Why RAG Matters
Large Language Models are powerful, but they hallucinate. Retrieval-Augmented Generation (RAG) grounds LLM responses in your actual data — making them reliable enough for production use cases like regulatory compliance, financial Q&A, and enterprise search.
In this guide, I'll walk through building a production RAG pipeline using LangChain and Qdrant, based on my experience building ComplianceIQ for RBI/SEBI regulatory documents.
Architecture Overview
A production RAG system has three core stages:
- Ingestion — Parse documents, chunk them, generate embeddings, store in a vector database
- Retrieval — Given a query, find the most relevant chunks using semantic search
- Generation — Feed retrieved context to an LLM to produce grounded answers
Step 1: Document Ingestion
from langchain.text_splitter import RecursiveCharacterTextSplitter
from langchain_community.document_loaders import PyPDFLoader
loader = PyPDFLoader("rbi_circular.pdf")
documents = loader.load()
splitter = RecursiveCharacterTextSplitter(
chunk_size=500,
chunk_overlap=50,
separators=["\n\n", "\n", ". ", " "]
)
chunks = splitter.split_documents(documents)

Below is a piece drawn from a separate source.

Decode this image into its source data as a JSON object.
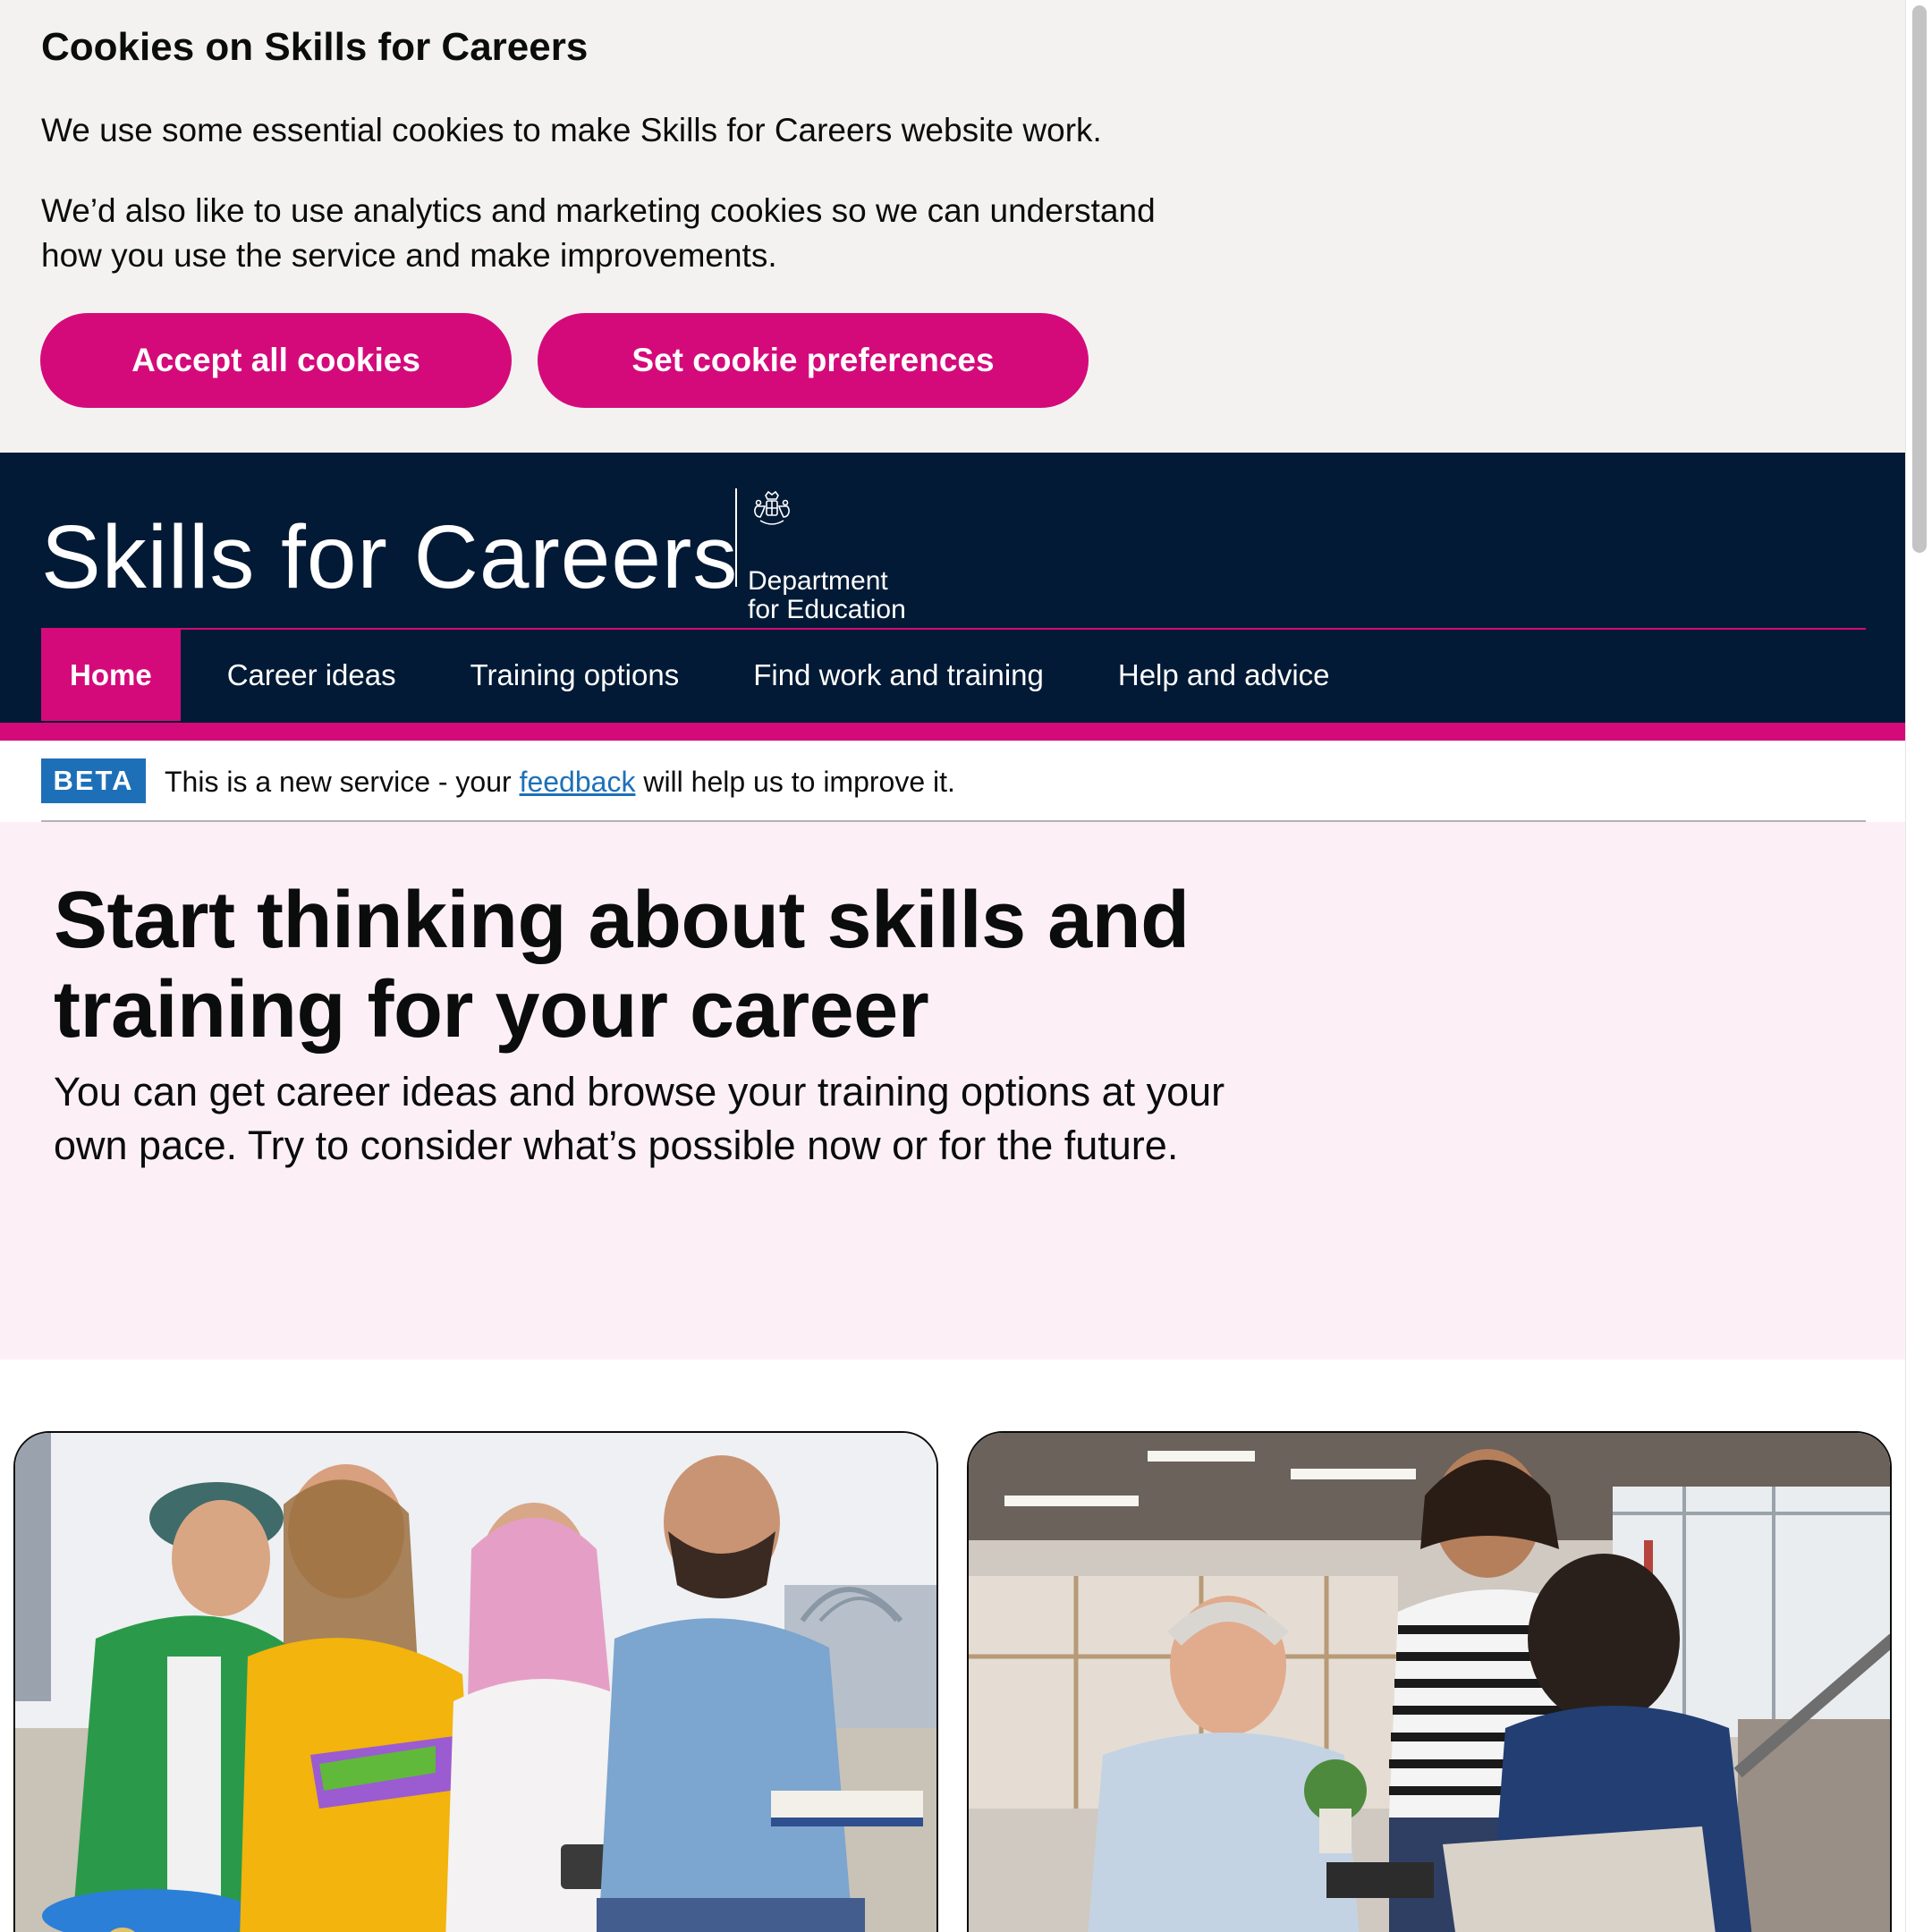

Key decisions here: 500-token chunks with overlap give the best balance of context and precision. Too large and you dilute the signal; too small and you lose context.
Step 2: Embedding & Vector Storage
from langchain_community.embeddings import HuggingFaceBgeEmbeddings
from langchain_qdrant import QdrantVectorStore
embeddings = HuggingFaceBgeEmbeddings(
model_name="BAAI/bge-small-en-v1.5"
)
vectorstore = QdrantVectorStore.from_documents(
documents=chunks,
embedding=embeddings,
url="your-qdrant-cloud-url",
collection_name="regulatory_docs",
)
I use BAAI/bge-small-en-v1.5 for zero embedding API cost with strong retrieval performance. For production, Qdrant Cloud handles scaling and persistence.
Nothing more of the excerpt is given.